Am nächsten Tag kamen, wie El-Schaddai es vorhergesagt hatte, Epher und Ibscha mit erfreulichen Nachrichten aus dem Westen zurück. »Es ist ein Land des Öls und des Honigs«, meldete Ibscha.
»Ein Land mit Heeren«, fügte sein rothaariger Bruder hinzu. »Aber die sind nicht so groß, daß wir sie nicht besiegen können.«
»Ein Land mit grasbedeckten Weiden«, fuhr Ibscha fort.

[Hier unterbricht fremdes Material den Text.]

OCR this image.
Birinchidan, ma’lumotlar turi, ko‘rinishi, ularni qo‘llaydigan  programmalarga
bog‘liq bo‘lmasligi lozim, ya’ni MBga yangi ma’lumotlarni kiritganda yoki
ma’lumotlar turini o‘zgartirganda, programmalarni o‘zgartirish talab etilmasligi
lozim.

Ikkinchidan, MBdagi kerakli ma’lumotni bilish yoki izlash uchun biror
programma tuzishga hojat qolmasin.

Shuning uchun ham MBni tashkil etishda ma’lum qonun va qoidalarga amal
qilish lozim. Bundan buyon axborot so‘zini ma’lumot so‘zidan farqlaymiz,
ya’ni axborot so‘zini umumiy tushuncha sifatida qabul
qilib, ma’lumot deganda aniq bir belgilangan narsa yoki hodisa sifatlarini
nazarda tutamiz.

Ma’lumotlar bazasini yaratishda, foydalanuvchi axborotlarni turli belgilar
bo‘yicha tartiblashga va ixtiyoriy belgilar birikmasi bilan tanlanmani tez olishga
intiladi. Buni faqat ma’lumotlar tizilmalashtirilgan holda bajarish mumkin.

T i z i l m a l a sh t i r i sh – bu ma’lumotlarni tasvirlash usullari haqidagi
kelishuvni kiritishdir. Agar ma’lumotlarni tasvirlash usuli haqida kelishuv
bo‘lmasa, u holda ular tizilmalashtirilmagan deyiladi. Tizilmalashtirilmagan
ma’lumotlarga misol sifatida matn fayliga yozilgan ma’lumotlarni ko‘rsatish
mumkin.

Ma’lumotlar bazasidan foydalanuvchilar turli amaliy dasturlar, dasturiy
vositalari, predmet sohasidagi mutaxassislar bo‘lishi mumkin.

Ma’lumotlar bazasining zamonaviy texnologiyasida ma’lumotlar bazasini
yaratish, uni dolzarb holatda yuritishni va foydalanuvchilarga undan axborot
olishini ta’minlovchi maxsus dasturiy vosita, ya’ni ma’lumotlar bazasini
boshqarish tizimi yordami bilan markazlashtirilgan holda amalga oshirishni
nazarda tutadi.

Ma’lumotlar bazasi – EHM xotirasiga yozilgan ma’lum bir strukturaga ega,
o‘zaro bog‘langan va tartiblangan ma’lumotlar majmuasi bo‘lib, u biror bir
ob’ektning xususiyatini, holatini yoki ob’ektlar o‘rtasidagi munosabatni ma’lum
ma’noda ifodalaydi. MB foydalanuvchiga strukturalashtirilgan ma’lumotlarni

»Es hat Städte, von Mauern umgeben«, berichtete Epher. »Aber Mauern kann man erklimmen.«
»Ein Land mit mehr Bäumen, als ich je zuvor gesehen habe«, sagte Ibscha. »Mit Bergen und Tälern, die das Auge erfreuen.«
»Und mit Straßen, über die wir ziehen können«, erzählte Epher den Umstehenden, »und Felsen, hinter denen wir Deckung nehmen können.«
»Ein Land, das ich nicht genügend schildern kann«, sagte Ibscha. »Wo hier ein Strauch wächst, steht dort ein Dutzend
Ölbäume. Wenn ihr die Äste schüttelt, fallen die Früchte herab wie ein schwarzer Regen.«
»Sie haben Speerspitzen aus Metall«, berichtete Epher, »und wir haben Stein.« Er zeigte seinen Brüdern einige metallene Waffen, die er unterwegs eingehandelt hatte.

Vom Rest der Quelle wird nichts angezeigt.